Lawmakers often use their power as leverage, but it is unusual for Green to take on HMSA so publicly. He requested the HMSA salary and financial data from the insurance commissioner and has freely shared the information — along with some icy correspondence with HMSA lobbyists — with the news media.

"He seems to be using this strategy to see if he can influence us to make certain adjustments in physician reimbursements," Cisco said.

Cisco said HMSA adjusts doctor reimbursement rates annually, based on its research. Asked whether Green was having any influence, Cisco replied: "I would say not."

The House is expected to vote today on restoring health insurance rate regulation as it prepares to exchange bills with the Senate on Thursday. The current version of the bill would regulate HMSA for three years, but some lawmakers may propose an amendment to restore the law that expired last summer, which included Kaiser Permanente and others.

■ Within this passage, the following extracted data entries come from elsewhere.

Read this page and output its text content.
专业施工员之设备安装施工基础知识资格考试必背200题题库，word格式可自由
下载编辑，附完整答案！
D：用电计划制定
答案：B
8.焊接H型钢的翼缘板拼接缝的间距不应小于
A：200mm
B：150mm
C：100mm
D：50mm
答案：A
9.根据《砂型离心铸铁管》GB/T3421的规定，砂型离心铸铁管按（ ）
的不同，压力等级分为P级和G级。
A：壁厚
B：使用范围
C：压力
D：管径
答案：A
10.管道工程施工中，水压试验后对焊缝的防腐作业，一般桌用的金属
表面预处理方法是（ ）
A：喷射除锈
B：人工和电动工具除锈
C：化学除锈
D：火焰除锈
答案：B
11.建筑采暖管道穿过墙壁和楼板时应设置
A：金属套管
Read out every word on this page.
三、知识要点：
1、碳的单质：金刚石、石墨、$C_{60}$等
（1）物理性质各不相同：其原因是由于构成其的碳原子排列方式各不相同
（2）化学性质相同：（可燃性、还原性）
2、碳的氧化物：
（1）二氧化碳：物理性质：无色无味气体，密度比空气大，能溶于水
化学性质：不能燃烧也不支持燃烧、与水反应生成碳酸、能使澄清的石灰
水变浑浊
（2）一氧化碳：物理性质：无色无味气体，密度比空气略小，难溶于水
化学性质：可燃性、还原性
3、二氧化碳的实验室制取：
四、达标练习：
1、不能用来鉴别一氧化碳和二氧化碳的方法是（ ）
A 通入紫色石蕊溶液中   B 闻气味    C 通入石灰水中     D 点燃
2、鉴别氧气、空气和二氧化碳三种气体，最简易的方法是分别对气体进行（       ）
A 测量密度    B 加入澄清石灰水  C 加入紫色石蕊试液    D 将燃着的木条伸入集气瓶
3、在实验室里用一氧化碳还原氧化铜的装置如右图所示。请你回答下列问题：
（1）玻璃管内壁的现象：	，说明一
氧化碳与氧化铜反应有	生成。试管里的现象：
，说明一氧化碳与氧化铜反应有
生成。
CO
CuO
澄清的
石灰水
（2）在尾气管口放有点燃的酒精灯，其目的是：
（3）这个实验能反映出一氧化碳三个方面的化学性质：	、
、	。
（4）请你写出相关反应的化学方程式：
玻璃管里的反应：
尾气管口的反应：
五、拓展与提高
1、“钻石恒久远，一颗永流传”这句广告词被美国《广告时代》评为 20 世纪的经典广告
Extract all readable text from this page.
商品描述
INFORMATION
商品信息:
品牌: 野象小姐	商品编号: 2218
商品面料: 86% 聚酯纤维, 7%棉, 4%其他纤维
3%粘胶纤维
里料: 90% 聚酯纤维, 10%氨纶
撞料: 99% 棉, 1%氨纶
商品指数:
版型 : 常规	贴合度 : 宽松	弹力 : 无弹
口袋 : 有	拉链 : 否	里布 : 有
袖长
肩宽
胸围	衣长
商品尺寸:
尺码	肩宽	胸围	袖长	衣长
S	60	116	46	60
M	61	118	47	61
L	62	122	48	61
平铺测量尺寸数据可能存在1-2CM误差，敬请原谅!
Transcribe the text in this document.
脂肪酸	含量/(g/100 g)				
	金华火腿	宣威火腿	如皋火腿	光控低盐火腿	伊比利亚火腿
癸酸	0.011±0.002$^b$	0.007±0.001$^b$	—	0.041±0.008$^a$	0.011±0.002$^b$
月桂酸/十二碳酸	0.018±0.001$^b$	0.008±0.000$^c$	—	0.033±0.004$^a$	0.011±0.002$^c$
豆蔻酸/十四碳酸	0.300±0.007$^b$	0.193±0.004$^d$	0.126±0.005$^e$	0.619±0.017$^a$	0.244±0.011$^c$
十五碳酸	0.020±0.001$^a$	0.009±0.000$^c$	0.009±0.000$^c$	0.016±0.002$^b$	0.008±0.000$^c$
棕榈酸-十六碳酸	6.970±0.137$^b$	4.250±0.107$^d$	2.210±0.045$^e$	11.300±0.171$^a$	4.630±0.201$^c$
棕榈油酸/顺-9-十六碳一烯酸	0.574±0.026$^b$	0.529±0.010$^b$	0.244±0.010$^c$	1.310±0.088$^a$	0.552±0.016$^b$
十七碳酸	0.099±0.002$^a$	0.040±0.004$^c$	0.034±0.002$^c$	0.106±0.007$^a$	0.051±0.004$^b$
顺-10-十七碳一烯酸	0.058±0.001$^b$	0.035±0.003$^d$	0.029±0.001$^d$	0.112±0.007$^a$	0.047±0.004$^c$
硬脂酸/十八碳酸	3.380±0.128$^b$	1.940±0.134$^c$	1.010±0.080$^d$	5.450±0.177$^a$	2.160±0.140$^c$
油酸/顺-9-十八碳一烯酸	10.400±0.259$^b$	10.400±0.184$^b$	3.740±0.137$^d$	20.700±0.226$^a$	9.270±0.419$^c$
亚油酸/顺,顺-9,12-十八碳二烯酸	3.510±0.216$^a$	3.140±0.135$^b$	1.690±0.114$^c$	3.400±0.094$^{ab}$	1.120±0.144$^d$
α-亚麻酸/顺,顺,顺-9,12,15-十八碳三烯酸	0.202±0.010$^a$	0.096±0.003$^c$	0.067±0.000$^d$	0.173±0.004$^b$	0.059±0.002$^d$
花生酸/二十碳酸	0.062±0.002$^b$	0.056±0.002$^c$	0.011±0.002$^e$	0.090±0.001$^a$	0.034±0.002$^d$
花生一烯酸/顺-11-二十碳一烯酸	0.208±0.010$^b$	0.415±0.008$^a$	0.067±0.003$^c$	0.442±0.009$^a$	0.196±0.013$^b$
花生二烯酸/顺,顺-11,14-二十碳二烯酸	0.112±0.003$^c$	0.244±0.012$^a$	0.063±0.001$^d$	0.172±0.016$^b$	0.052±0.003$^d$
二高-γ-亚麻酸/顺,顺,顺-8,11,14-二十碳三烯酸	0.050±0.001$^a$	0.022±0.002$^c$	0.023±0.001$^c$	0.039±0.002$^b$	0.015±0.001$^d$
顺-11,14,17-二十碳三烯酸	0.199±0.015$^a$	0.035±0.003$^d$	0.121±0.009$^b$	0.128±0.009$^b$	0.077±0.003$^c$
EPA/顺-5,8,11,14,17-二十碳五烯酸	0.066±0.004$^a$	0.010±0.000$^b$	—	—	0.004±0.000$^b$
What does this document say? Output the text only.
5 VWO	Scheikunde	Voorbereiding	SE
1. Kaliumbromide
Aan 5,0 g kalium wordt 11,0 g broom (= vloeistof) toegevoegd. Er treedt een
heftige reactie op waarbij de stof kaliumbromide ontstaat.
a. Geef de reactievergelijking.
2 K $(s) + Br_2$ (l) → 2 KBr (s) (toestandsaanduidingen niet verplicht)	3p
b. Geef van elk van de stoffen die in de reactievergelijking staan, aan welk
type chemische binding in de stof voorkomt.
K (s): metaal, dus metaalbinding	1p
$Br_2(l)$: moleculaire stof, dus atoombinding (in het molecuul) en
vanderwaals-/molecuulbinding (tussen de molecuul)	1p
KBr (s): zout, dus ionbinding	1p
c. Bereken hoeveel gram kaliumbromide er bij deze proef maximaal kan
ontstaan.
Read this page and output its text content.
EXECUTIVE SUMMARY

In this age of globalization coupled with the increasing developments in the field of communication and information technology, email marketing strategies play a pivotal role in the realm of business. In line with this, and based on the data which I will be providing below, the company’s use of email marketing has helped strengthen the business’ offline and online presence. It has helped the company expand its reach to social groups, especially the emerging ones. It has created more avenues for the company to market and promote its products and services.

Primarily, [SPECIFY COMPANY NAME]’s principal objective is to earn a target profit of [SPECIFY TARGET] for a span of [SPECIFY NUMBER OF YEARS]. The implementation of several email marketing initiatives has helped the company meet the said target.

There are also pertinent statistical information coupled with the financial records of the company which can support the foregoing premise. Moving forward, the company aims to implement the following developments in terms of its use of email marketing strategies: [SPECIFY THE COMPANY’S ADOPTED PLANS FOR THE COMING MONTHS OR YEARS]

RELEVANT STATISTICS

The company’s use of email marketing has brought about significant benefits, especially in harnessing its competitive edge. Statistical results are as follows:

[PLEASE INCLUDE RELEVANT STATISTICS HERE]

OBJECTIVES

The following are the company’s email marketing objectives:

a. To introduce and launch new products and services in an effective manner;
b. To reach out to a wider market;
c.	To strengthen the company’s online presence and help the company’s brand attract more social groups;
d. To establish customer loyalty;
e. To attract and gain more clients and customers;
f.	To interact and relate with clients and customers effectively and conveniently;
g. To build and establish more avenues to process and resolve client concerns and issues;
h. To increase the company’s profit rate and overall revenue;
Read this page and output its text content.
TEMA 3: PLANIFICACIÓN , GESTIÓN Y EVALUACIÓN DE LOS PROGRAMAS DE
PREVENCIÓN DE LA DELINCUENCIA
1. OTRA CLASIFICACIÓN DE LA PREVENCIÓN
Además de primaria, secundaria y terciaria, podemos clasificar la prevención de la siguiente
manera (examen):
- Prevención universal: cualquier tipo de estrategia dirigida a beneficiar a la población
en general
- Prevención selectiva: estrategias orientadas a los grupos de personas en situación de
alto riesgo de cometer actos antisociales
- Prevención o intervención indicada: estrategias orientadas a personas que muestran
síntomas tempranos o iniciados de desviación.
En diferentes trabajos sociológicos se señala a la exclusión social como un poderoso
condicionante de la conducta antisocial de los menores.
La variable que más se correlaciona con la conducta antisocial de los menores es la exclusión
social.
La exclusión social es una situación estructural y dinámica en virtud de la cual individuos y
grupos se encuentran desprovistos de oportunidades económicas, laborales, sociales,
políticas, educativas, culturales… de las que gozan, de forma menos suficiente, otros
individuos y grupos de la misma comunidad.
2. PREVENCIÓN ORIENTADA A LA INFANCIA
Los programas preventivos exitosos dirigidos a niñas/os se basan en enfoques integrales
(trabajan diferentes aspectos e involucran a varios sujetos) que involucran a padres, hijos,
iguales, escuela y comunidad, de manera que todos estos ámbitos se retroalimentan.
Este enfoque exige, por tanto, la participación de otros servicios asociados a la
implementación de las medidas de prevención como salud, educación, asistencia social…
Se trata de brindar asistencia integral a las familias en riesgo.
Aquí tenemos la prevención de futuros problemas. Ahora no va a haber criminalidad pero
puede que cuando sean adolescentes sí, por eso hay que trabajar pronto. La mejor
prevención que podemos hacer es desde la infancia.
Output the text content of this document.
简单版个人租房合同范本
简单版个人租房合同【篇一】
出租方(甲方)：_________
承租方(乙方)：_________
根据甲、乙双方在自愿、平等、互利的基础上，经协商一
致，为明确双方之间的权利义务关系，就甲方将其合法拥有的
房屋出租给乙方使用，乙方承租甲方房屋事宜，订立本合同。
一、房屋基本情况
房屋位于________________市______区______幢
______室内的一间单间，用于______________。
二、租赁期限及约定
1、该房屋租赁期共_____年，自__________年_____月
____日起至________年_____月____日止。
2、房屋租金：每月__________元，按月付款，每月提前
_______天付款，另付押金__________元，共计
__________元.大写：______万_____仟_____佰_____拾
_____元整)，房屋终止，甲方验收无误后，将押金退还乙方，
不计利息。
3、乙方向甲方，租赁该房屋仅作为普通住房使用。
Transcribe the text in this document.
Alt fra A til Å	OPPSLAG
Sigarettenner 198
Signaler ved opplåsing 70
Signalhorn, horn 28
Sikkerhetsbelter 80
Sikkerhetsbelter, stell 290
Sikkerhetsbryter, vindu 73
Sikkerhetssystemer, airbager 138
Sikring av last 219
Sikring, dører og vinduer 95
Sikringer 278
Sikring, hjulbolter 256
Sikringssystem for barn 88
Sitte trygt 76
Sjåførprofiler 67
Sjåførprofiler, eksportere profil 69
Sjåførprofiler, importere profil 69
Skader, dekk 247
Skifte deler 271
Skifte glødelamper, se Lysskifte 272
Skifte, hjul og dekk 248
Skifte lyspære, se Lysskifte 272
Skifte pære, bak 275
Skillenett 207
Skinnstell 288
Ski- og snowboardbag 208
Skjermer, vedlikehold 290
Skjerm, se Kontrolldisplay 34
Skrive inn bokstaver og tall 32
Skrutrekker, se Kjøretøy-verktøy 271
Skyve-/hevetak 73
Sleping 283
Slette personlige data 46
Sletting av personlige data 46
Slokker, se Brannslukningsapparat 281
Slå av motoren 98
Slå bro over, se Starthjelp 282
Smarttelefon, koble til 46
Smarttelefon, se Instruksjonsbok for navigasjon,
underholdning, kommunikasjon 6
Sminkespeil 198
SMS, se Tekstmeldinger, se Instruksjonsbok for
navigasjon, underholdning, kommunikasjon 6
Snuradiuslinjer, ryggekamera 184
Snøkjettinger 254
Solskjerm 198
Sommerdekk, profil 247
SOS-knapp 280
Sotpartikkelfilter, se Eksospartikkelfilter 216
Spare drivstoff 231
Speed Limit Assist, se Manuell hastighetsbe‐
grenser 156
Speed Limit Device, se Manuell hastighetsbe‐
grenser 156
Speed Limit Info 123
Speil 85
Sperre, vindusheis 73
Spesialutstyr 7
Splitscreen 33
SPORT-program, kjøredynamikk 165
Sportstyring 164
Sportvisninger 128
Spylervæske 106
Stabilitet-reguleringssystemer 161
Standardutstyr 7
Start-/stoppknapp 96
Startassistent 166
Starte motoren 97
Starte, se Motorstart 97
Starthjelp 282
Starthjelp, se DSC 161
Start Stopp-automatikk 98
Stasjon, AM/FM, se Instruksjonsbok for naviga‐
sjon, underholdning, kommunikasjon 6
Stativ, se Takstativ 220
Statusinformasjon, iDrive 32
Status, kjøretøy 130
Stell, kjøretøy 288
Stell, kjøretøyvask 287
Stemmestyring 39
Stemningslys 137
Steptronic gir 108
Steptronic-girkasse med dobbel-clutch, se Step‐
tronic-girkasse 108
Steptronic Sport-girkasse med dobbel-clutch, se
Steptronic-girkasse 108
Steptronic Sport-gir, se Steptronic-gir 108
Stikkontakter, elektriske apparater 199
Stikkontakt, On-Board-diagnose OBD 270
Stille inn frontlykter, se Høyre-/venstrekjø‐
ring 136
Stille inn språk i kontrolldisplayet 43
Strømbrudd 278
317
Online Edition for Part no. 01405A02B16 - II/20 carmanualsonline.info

Among House Democrats, there are different accounts about whether leadership wants rate regulation to survive or whether it is destined for failure in conference with the Senate, as happened last session.

Schmidt, the insurance commissioner, said it does not make sense to exclude Kaiser from regulation. Schmidt and some lawmakers have said that singling out HMSA might be a strategy to kill the bill, since lawmakers could argue it is unfair.

"It makes me wonder if there is an attempt to kill rate regulation but to do it under cover," Schmidt said.

Reach Derrick DePledge at ddepledge@honoluluadvertiser.com.


Correction: The Hawai'i Medical Service Association posted a $567.6 million reserve in 2006. A previous version of this story yesterday, and on March 20, incorrectly described the reserve as $700 million.